During the return, the speed of the train was noticed by passengers, who commented that it was “dangerously fast” with the “short curves” along the track. During a curve near Gatun's Bridge, about nine miles from Aspinwall, a front carriage derailed and the seven carriages following crashed over each other. Some fell in the pond on either side of the track and were submerged. Two carriages behind those also derailed and other carriages stayed on the track. The locomotive and first carriage that were still on the track drove a little further. The track was completely torn up for some distance.

==Victims==
Thirty to forty passengers lost their lives and over 70 passengers were injured. The exact numbers are unknown. Four people who were injured, died later of their injuries including the captain, Thos Nash from Buffalo. The dead and seriously injured people came from the first nine carriages and all were steerage passengers. There were many nationalities, including Americans, Germans, Jamaicans and people from Isthmus.
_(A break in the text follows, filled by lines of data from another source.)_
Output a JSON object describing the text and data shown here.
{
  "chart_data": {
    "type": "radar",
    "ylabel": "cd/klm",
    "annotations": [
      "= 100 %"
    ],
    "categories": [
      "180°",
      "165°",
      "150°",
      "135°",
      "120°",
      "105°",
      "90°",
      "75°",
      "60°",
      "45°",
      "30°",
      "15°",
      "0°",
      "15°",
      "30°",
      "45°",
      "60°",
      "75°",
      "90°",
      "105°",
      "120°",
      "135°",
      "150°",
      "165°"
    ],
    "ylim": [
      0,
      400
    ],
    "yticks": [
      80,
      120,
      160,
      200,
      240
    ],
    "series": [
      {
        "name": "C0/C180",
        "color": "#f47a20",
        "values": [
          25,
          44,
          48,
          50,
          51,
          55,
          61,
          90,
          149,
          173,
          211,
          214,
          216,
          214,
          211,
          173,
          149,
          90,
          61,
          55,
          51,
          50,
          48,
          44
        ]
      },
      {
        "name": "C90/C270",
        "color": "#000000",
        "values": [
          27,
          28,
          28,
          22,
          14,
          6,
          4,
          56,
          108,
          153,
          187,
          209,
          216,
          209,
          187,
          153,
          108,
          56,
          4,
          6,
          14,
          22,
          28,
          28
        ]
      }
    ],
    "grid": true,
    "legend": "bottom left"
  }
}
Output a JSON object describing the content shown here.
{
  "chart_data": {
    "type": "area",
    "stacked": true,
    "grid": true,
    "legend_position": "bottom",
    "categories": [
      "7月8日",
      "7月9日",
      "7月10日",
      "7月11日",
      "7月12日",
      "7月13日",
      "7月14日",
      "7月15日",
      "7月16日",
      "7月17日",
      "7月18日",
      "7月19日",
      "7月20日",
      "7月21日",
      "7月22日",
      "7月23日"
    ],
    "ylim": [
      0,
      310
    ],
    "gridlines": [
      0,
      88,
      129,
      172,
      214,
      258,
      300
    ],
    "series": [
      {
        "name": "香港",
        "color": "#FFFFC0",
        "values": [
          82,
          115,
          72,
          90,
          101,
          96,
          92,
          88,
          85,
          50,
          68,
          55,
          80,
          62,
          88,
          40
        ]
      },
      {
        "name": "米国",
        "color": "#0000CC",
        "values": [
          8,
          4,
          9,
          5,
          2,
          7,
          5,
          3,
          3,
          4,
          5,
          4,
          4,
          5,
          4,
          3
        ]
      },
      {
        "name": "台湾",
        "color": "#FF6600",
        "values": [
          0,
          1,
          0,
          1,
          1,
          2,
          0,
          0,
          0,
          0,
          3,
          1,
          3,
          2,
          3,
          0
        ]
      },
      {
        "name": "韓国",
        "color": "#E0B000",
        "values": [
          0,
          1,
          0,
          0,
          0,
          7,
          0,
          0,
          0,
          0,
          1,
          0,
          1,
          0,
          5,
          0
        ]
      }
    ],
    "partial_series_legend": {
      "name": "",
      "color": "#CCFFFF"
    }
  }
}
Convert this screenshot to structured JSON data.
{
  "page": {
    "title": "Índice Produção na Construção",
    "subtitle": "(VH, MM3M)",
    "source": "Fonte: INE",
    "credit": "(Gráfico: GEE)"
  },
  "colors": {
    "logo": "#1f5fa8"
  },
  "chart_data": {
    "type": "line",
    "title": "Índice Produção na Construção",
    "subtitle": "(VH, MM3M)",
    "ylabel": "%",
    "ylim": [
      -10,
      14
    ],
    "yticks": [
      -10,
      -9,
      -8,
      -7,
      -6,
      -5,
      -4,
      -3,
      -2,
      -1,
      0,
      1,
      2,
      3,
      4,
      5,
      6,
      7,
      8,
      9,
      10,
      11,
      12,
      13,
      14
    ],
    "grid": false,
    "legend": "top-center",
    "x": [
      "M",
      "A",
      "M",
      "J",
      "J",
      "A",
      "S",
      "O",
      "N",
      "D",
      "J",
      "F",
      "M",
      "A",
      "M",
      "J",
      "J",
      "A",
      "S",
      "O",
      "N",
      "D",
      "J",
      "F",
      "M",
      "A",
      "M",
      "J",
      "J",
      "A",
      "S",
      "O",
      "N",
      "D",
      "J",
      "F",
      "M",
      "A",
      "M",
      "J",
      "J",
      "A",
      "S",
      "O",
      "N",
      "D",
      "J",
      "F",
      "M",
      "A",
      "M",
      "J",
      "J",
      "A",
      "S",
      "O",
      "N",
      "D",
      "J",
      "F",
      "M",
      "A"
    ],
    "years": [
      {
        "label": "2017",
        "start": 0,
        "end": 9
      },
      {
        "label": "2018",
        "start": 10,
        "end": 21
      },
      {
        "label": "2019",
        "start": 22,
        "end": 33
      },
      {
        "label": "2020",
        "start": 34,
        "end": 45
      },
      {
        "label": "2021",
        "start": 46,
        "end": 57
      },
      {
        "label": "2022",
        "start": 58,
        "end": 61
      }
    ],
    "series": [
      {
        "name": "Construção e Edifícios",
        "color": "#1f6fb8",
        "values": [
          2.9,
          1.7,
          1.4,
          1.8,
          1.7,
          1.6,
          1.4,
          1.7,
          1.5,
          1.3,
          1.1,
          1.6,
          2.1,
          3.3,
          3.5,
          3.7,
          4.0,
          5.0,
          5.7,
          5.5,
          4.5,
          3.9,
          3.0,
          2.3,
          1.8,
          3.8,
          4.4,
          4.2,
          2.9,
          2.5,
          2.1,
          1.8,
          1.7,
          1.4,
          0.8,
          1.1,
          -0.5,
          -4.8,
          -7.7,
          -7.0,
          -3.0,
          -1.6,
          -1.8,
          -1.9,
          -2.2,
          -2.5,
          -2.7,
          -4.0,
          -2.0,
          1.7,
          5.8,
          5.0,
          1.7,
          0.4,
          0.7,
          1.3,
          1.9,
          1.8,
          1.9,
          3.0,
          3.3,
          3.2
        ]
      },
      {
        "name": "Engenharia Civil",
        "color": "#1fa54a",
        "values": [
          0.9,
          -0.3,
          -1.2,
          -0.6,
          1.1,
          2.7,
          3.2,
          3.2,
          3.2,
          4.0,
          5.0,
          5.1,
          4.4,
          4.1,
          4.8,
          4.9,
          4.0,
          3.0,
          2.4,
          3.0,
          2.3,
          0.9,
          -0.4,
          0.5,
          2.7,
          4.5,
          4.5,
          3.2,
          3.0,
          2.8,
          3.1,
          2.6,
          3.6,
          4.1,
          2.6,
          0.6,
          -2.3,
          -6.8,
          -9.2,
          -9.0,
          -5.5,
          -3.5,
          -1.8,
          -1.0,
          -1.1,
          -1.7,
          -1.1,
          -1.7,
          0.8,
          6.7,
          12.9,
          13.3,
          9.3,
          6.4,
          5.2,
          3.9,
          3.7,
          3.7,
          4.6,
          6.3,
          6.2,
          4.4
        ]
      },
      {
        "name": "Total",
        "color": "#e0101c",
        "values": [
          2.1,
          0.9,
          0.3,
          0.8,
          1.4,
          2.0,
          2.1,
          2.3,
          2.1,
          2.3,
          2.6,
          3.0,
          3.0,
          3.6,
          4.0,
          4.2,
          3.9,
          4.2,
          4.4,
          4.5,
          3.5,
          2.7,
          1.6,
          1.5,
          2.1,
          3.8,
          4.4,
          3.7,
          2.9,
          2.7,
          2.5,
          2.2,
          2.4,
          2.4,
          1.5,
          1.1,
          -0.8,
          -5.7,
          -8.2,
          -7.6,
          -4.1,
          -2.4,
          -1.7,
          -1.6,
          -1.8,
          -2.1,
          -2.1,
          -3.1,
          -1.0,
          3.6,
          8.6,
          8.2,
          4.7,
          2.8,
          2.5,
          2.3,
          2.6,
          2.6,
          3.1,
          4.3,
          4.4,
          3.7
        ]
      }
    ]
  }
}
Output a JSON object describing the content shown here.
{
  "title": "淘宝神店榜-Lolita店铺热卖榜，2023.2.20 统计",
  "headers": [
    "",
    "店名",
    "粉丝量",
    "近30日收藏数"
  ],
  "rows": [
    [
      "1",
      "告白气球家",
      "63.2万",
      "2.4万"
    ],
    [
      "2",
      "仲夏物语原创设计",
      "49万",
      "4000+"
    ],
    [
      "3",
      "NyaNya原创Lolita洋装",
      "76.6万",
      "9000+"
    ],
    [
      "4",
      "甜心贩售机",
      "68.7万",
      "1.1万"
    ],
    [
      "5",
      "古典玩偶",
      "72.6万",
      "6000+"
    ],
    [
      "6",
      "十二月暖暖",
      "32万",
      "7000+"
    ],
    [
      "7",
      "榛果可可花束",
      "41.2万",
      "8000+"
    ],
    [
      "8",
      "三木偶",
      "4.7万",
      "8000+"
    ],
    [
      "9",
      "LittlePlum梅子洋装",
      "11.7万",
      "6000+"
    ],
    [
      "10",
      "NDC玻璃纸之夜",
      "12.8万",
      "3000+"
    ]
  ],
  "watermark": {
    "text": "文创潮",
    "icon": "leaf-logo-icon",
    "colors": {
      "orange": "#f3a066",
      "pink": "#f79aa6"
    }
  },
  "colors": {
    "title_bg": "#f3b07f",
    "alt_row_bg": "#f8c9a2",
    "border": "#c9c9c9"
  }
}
Due to the impact there were many bodies separated from limbs or heads. People in the later two derailed carriages received minor injuries and people from the carriages still on the track had at most bruises.

==Aftermath==
Many people were extremely thirsty and were even drinking from the muddy pond on either side of the track that had turned red with blood.
The locomotive drove to Aspinwall to call for help. Around 4 pm a train returned with supplies and helpers, however no physicians. At 8 pm the train returned to Aspinwall with 53 wounded passengers. Many people stayed at the disaster scene overnight, also digging out bodies of the wreck in the darkness. A next train arrived the next morning at around 4:00am and drove back more wounded people and other passengers, with still wounded people and dead people remaining at the disaster scene.